29 Verder had Mozes aan den halven stam van Manasse een erfenis gegeven, die aan den halven stam der kinderen van Manasse bleef, naar hun huisgezinnen;
This was the land that Moses allotted to the half-tribe of Manasseh, that is half of the tribe of the descendants of Manasseh, by families:
30 Zodat hun landpale was van Mahanaim af, het ganse Bazan, het ganse koninkrijk van Og, den koning van Bazan, en al de vlekken van Jair, die in Bazan zijn, zestig steden.

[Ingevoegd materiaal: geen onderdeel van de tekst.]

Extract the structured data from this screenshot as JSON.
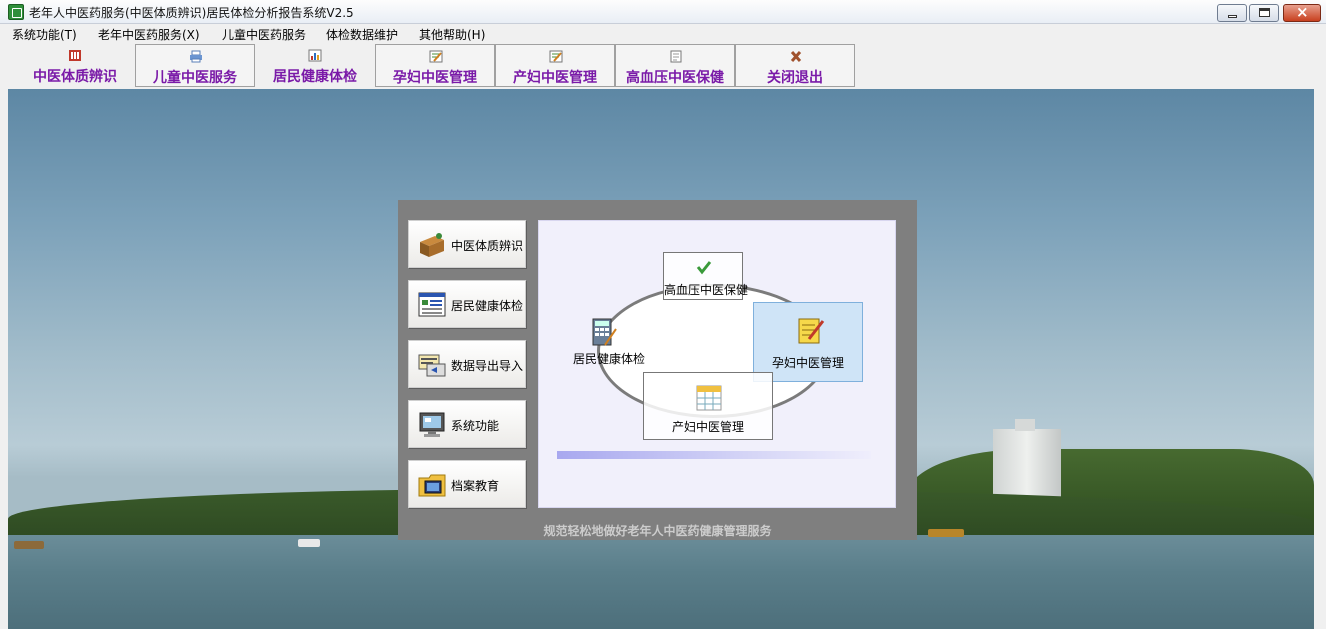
{
  "window": {
    "title": "老年人中医药服务(中医体质辨识)居民体检分析报告系统V2.5"
  },
  "menu": [
    {
      "label": "系统功能(T)"
    },
    {
      "label": "老年中医药服务(X)"
    },
    {
      "label": "儿童中医药服务"
    },
    {
      "label": "体检数据维护"
    },
    {
      "label": "其他帮助(H)"
    }
  ],
  "toolbar": [
    {
      "label": "中医体质辨识",
      "icon": "building-icon"
    },
    {
      "label": "儿童中医服务",
      "icon": "printer-icon"
    },
    {
      "label": "居民健康体检",
      "icon": "bar-chart-icon"
    },
    {
      "label": "孕妇中医管理",
      "icon": "edit-form-icon"
    },
    {
      "label": "产妇中医管理",
      "icon": "edit-form-icon"
    },
    {
      "label": "高血压中医保健",
      "icon": "notepad-icon"
    },
    {
      "label": "关闭退出",
      "icon": "close-x-icon"
    }
  ],
  "sidebar": [
    {
      "label": "中医体质辨识",
      "icon": "desk-icon"
    },
    {
      "label": "居民健康体检",
      "icon": "window-list-icon"
    },
    {
      "label": "数据导出导入",
      "icon": "database-transfer-icon"
    },
    {
      "label": "系统功能",
      "icon": "monitor-icon"
    },
    {
      "label": "档案教育",
      "icon": "folder-icon"
    }
  ],
  "diagram": {
    "nodes": [
      {
        "label": "高血压中医保健",
        "icon": "checkmark-icon"
      },
      {
        "label": "居民健康体检",
        "icon": "calculator-icon"
      },
      {
        "label": "孕妇中医管理",
        "icon": "notepad-pencil-icon",
        "selected": true
      },
      {
        "label": "产妇中医管理",
        "icon": "calendar-icon"
      }
    ]
  },
  "slogan": "规范轻松地做好老年人中医药健康管理服务",
  "colors": {
    "toolbar_text": "#7a1aa8",
    "selected_node": "#cfe4f7",
    "panel_bg": "#7f7f7f"
  }
}
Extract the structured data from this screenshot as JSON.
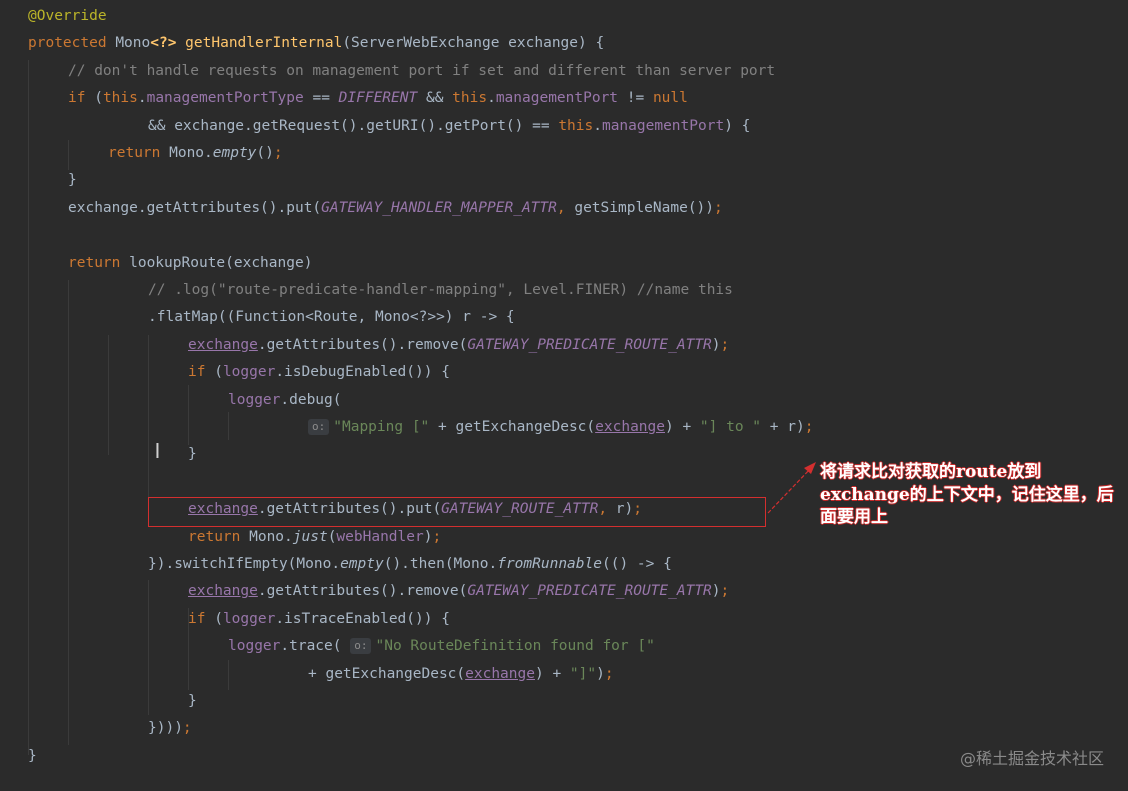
{
  "colors": {
    "background": "#2b2b2b",
    "keyword": "#cc7832",
    "plain": "#a9b7c6",
    "comment": "#808080",
    "string": "#6a8759",
    "field": "#9876aa",
    "method": "#ffc66d",
    "annotation": "#bbb529",
    "highlight_box": "#d32f2f"
  },
  "code_lines": [
    {
      "tokens": [
        {
          "t": "@Override",
          "c": "annotation"
        }
      ]
    },
    {
      "tokens": [
        {
          "t": "protected ",
          "c": "keyword"
        },
        {
          "t": "Mono",
          "c": "plain"
        },
        {
          "t": "<?>",
          "c": "brace"
        },
        {
          "t": " ",
          "c": "plain"
        },
        {
          "t": "getHandlerInternal",
          "c": "method"
        },
        {
          "t": "(ServerWebExchange exchange) {",
          "c": "plain"
        }
      ]
    },
    {
      "tokens": [
        {
          "t": "// don't handle requests on management port if set and different than server port",
          "c": "comment"
        }
      ]
    },
    {
      "tokens": [
        {
          "t": "if ",
          "c": "keyword"
        },
        {
          "t": "(",
          "c": "plain"
        },
        {
          "t": "this",
          "c": "keyword"
        },
        {
          "t": ".",
          "c": "plain"
        },
        {
          "t": "managementPortType",
          "c": "field"
        },
        {
          "t": " == ",
          "c": "plain"
        },
        {
          "t": "DIFFERENT",
          "c": "static"
        },
        {
          "t": " && ",
          "c": "plain"
        },
        {
          "t": "this",
          "c": "keyword"
        },
        {
          "t": ".",
          "c": "plain"
        },
        {
          "t": "managementPort",
          "c": "field"
        },
        {
          "t": " != ",
          "c": "plain"
        },
        {
          "t": "null",
          "c": "keyword"
        }
      ]
    },
    {
      "tokens": [
        {
          "t": "&& exchange.getRequest().getURI().getPort() == ",
          "c": "plain"
        },
        {
          "t": "this",
          "c": "keyword"
        },
        {
          "t": ".",
          "c": "plain"
        },
        {
          "t": "managementPort",
          "c": "field"
        },
        {
          "t": ") {",
          "c": "plain"
        }
      ]
    },
    {
      "tokens": [
        {
          "t": "return ",
          "c": "keyword"
        },
        {
          "t": "Mono.",
          "c": "plain"
        },
        {
          "t": "empty",
          "c": "italic"
        },
        {
          "t": "()",
          "c": "plain"
        },
        {
          "t": ";",
          "c": "keyword"
        }
      ]
    },
    {
      "tokens": [
        {
          "t": "}",
          "c": "plain"
        }
      ]
    },
    {
      "tokens": [
        {
          "t": "exchange.getAttributes().put(",
          "c": "plain"
        },
        {
          "t": "GATEWAY_HANDLER_MAPPER_ATTR",
          "c": "static"
        },
        {
          "t": ", ",
          "c": "keyword"
        },
        {
          "t": "getSimpleName())",
          "c": "plain"
        },
        {
          "t": ";",
          "c": "keyword"
        }
      ]
    },
    {
      "tokens": []
    },
    {
      "tokens": [
        {
          "t": "return ",
          "c": "keyword"
        },
        {
          "t": "lookupRoute(exchange)",
          "c": "plain"
        }
      ]
    },
    {
      "tokens": [
        {
          "t": "// .log(\"route-predicate-handler-mapping\", Level.FINER) //name this",
          "c": "comment"
        }
      ]
    },
    {
      "tokens": [
        {
          "t": ".flatMap((Function<Route, Mono<?>>) r -> {",
          "c": "plain"
        }
      ]
    },
    {
      "tokens": [
        {
          "t": "exchange",
          "c": "underline"
        },
        {
          "t": ".getAttributes().remove(",
          "c": "plain"
        },
        {
          "t": "GATEWAY_PREDICATE_ROUTE_ATTR",
          "c": "static"
        },
        {
          "t": ")",
          "c": "plain"
        },
        {
          "t": ";",
          "c": "keyword"
        }
      ]
    },
    {
      "tokens": [
        {
          "t": "if ",
          "c": "keyword"
        },
        {
          "t": "(",
          "c": "plain"
        },
        {
          "t": "logger",
          "c": "field"
        },
        {
          "t": ".isDebugEnabled()) {",
          "c": "plain"
        }
      ]
    },
    {
      "tokens": [
        {
          "t": "logger",
          "c": "field"
        },
        {
          "t": ".debug(",
          "c": "plain"
        }
      ]
    },
    {
      "tokens": [
        {
          "t": "o:",
          "c": "hint"
        },
        {
          "t": "\"Mapping [\"",
          "c": "string"
        },
        {
          "t": " + getExchangeDesc(",
          "c": "plain"
        },
        {
          "t": "exchange",
          "c": "underline"
        },
        {
          "t": ") + ",
          "c": "plain"
        },
        {
          "t": "\"] to \"",
          "c": "string"
        },
        {
          "t": " + r)",
          "c": "plain"
        },
        {
          "t": ";",
          "c": "keyword"
        }
      ]
    },
    {
      "tokens": [
        {
          "t": "}",
          "c": "plain"
        }
      ]
    },
    {
      "tokens": []
    },
    {
      "tokens": [
        {
          "t": "exchange",
          "c": "underline"
        },
        {
          "t": ".getAttributes().put(",
          "c": "plain"
        },
        {
          "t": "GATEWAY_ROUTE_ATTR",
          "c": "static"
        },
        {
          "t": ", ",
          "c": "keyword"
        },
        {
          "t": "r)",
          "c": "plain"
        },
        {
          "t": ";",
          "c": "keyword"
        }
      ]
    },
    {
      "tokens": [
        {
          "t": "return ",
          "c": "keyword"
        },
        {
          "t": "Mono.",
          "c": "plain"
        },
        {
          "t": "just",
          "c": "italic"
        },
        {
          "t": "(",
          "c": "plain"
        },
        {
          "t": "webHandler",
          "c": "field"
        },
        {
          "t": ")",
          "c": "plain"
        },
        {
          "t": ";",
          "c": "keyword"
        }
      ]
    },
    {
      "tokens": [
        {
          "t": "}).switchIfEmpty(Mono.",
          "c": "plain"
        },
        {
          "t": "empty",
          "c": "italic"
        },
        {
          "t": "().then(Mono.",
          "c": "plain"
        },
        {
          "t": "fromRunnable",
          "c": "italic"
        },
        {
          "t": "(() -> {",
          "c": "plain"
        }
      ]
    },
    {
      "tokens": [
        {
          "t": "exchange",
          "c": "underline"
        },
        {
          "t": ".getAttributes().remove(",
          "c": "plain"
        },
        {
          "t": "GATEWAY_PREDICATE_ROUTE_ATTR",
          "c": "static"
        },
        {
          "t": ")",
          "c": "plain"
        },
        {
          "t": ";",
          "c": "keyword"
        }
      ]
    },
    {
      "tokens": [
        {
          "t": "if ",
          "c": "keyword"
        },
        {
          "t": "(",
          "c": "plain"
        },
        {
          "t": "logger",
          "c": "field"
        },
        {
          "t": ".isTraceEnabled()) {",
          "c": "plain"
        }
      ]
    },
    {
      "tokens": [
        {
          "t": "logger",
          "c": "field"
        },
        {
          "t": ".trace( ",
          "c": "plain"
        },
        {
          "t": "o:",
          "c": "hint"
        },
        {
          "t": "\"No RouteDefinition found for [\"",
          "c": "string"
        }
      ]
    },
    {
      "tokens": [
        {
          "t": "+ getExchangeDesc(",
          "c": "plain"
        },
        {
          "t": "exchange",
          "c": "underline"
        },
        {
          "t": ") + ",
          "c": "plain"
        },
        {
          "t": "\"]\"",
          "c": "string"
        },
        {
          "t": ")",
          "c": "plain"
        },
        {
          "t": ";",
          "c": "keyword"
        }
      ]
    },
    {
      "tokens": [
        {
          "t": "}",
          "c": "plain"
        }
      ]
    },
    {
      "tokens": [
        {
          "t": "})))",
          "c": "plain"
        },
        {
          "t": ";",
          "c": "keyword"
        }
      ]
    },
    {
      "tokens": [
        {
          "t": "}",
          "c": "plain"
        }
      ]
    }
  ],
  "annotation_text": "将请求比对获取的route放到exchange的上下文中，记住这里，后面要用上",
  "watermark": "@稀土掘金技术社区"
}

Their territory stretched from Manahaim through the whole of Bashan, all the kingdom of Og, and all the towns of Jair in Bashan—sixty in all.
31 En het halve Gilead, en Astharoth, en Edrei, steden des koninkrijks van Og in Bazan, waren van de kinderen van Machir, den zoon van Manasse, namelijk de helft der kinderen van Machir, naar hun huisgezinnen.
Also included was Gilead, and Ashtaroth and Edrei, the towns of king Og in Bashan. This was the land allotted to the descendants of Machir, son of Manasseh, for half of them, by families.
32 Dat is het, wat Mozes ten erve uitgedeeld had in de velden van Moab, op gene zijde der Jordaan van Jericho, tegen het oosten.
These were the allocations that Moses made when he was in the plains of Moab, on the other side of the Jordan, east of Jericho.
33 Maar aan den stam van Levi gaf Mozes geen erfdeel; de HEERE, de God Israels, is Zelf hunlieder Erfdeel, gelijk als Hij tot hen gesproken heeft.
However, Moses did not allot any land to the Levites, for the Lord, the God of Israel, had promised them that he would be their allocation.